Default display should be :1
You can check this with the command:
env | grep DISPLAY
You should make sure your proxy settings (if required) are configured correctly, since incorrect configured proxies can cause ChromeDriver to not work properly. Since ChromeDriver takes the proxy settings from the env variable, you can set or unset the proxies as you wish (Remove them if you’re running tests on local machines):
unset http_proxy unset https_proxy
Or:
export http_proxy=10.0.x.x export https_proxy=10.0.x.x
You could also add the proxy settings via chrome_options or desired_capabilities for Firefox:
# Firefox: myProxy = "10.0.x.x:yyyy" proxy = Proxy({ 'proxyType': ProxyType.MANUAL, 'httpProxy': myProxy, 'ftpProxy': myProxy, 'sslProxy': myProxy, 'noProxy': '' }) driver = webdriver.Firefox(proxy=proxy) # Chrome: myProxy = "10.0.x.x:yyyy" chrome_options = webdriver.ChromeOptions() chrome_options.add_argument('--proxy-server=%s' % myProxy )
Update chrome to its latest version to be compatible with the latest ChromeDriver binary.
Use this command:
yum update google-chrome
Download ChromeDriver and copy to your folder of choice:
cd /home/dev wget https://chromedriver.storage.googleapis.com/2.35/chromedriver_linux64.zip unzip chromedriver_linux64.zip
And run your script of choice:
from selenium import webdriver # Option 1 - with ChromeOptions chrome_options = webdriver.ChromeOptions() chrome_options.add_argument('--headless') chrome_options.add_argument('--no-sandbox') # required when running as root user. otherwise you would get no sandbox errors. driver = webdriver.Chrome(driver_path='/home/dev/chromedriver', chrome_options=chrome_options, service_args=['--verbose', '--log-path=/tmp/chromedriver.log']) # Option 2 - with pyvirtualdisplay from pyvirtualdisplay import Display display = Display(visible=0, size=(1024, 768)) display.start() driver = webdriver.Chrome(driver_path='/home/dev/chromedriver', service_args=['--verbose', '--log-path=/tmp/chromedriver.log']) # Log path added via service_args to see errors if something goes wrong (always a good idea - many of the errors I encountered were described in the logs) # And now you can add your website / app testing functionality: driver.get('https://python.org') print(driver.title) # driver.click...

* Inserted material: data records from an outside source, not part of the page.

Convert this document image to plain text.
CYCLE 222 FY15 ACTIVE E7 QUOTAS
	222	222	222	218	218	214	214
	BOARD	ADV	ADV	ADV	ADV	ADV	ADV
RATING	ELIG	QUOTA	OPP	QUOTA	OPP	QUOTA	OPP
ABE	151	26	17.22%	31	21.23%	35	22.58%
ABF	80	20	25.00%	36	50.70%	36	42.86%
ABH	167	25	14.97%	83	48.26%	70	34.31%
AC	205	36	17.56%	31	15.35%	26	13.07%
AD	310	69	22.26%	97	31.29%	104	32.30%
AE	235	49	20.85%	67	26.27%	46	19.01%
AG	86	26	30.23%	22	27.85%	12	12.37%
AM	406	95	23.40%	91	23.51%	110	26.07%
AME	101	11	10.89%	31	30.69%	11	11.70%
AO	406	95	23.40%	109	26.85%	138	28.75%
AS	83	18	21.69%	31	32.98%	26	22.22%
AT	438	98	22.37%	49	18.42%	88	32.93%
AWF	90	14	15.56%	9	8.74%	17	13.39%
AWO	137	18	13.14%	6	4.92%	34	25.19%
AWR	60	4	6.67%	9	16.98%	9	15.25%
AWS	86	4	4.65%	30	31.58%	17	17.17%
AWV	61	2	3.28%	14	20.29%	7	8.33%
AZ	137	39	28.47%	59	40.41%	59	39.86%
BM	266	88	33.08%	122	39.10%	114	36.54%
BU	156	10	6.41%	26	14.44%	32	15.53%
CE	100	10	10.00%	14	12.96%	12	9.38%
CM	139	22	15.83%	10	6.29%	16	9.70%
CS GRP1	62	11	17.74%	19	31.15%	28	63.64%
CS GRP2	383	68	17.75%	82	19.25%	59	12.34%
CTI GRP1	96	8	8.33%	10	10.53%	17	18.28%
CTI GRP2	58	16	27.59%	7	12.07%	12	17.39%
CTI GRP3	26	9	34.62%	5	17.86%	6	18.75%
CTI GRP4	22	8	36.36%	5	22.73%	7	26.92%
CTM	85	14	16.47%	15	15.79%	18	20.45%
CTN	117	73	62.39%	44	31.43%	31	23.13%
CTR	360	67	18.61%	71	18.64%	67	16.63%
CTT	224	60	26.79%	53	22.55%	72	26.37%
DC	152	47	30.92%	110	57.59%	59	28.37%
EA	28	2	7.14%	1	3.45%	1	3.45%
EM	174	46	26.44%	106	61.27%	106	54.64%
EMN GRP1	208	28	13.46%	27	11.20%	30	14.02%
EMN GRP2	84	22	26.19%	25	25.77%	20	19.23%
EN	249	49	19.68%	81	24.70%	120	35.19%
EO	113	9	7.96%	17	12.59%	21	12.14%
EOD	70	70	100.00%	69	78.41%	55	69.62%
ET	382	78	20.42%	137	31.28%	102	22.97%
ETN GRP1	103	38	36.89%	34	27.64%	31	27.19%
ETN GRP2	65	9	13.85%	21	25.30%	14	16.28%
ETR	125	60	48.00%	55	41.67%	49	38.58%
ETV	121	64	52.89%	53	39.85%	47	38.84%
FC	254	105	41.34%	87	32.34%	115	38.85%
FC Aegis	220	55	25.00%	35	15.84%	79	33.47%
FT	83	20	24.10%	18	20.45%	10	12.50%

Add the code to a test.py file, and run it:
python test.py
What is your experience running remote Linux servers with Chrome Headless? Please share in the comments below!

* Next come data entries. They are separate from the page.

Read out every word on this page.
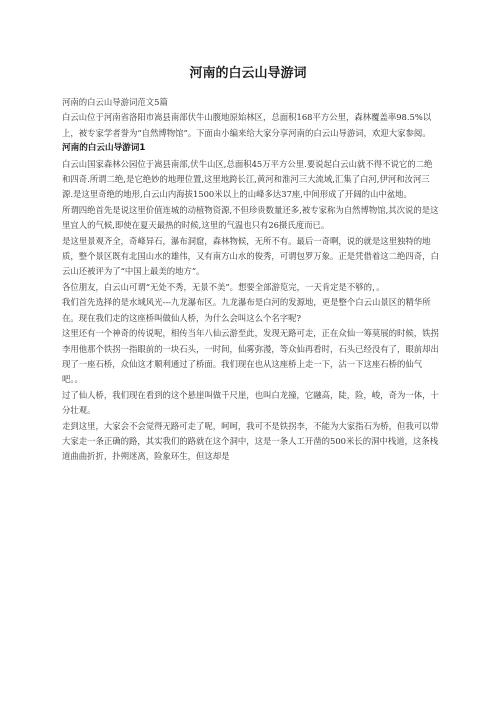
河南的白云山导游词

河南的白云山导游词范文5篇

白云山位于河南省洛阳市嵩县南部伏牛山腹地原始林区，总面积168平方公里，森林覆盖率98.5%以上，被专家学者誉为“自然博物馆”。下面由小编来给大家分享河南的白云山导游词，欢迎大家参阅。

河南的白云山导游词1

白云山国家森林公园位于嵩县南部,伏牛山区,总面积45万平方公里.要说起白云山就不得不说它的二绝和四奇.所谓二绝,是它绝妙的地理位置,这里地跨长江,黄河和淮河三大流域,汇集了白河,伊河和汝河三源.是这里奇绝的地形,白云山内海拔1500米以上的山峰多达37座,中间形成了开阔的山中盆地。

所谓四绝首先是说这里价值连城的动植物资源,不但珍贵数量还多,被专家称为自然博物馆,其次说的是这里宜人的气候,即使在夏天最热的时候,这里的气温也只有26摄氏度而已。

是这里景观齐全，奇峰异石，瀑布洞窟，森林物候，无所不有。最后一奇啊，说的就是这里独特的地质，整个景区既有北国山水的雄伟，又有南方山水的俊秀，可谓包罗万象。正是凭借着这二绝四奇，白云山还被评为了“中国上最美的地方”。

各位朋友，白云山可谓“无处不秀，无景不美”。想要全部游览完，一天肯定是不够的，。

我们首先选择的是水域风光---九龙瀑布区。九龙瀑布是白河的发源地，更是整个白云山景区的精华所在。现在我们走的这座桥叫做仙人桥，为什么会叫这么个名字呢?

这里还有一个神奇的传说呢，相传当年八仙云游至此，发现无路可走，正在众仙一筹莫展的时候，铁拐李用他那个铁拐一指眼前的一块石头，一时间，仙雾弥漫，等众仙再看时，石头已经没有了，眼前却出现了一座石桥，众仙这才顺利通过了桥面。我们现在也从这座桥上走一下，沾一下这座石桥的仙气吧。。

过了仙人桥，我们现在看到的这个悬崖叫做千尺崖，也叫白龙撞，它融高，陡，险，峻，奇为一体，十分壮观。

走到这里，大家会不会觉得无路可走了呢，呵呵，我可不是铁拐李，不能为大家指石为桥，但我可以带大家走一条正确的路，其实我们的路就在这个洞中，这是一条人工开凿的500米长的洞中栈道，这条栈道曲曲折折，扑朔迷离，险象环生，但这却是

This was so helpful thank you for sharing!!
I did find that with using chromedriver 2.38 on OS X the section for
driver = webdriver.Chrome(driver_path=’/home/dev/chromedriver’, chrome_options=chrome_options,
service_args=[‘–verbose’, ‘–log-path=/tmp/chromedriver.log’])
worked with executalble_path
driver = webdriver.Chrome(executable_path=’/home/dev/chromedriver’, chrome_options=chrome_options,
service_args=[‘–verbose’, ‘–log-path=/tmp/chromedriver.log’])
Hello
I am using Python 3.6.8 and while testing the provided solution in Option 1 found an issue: the option `driver_path` does not exist. I looked up the webdriver class file for chrome and turns out it is called `executable_path`. Changing this fixed the issue.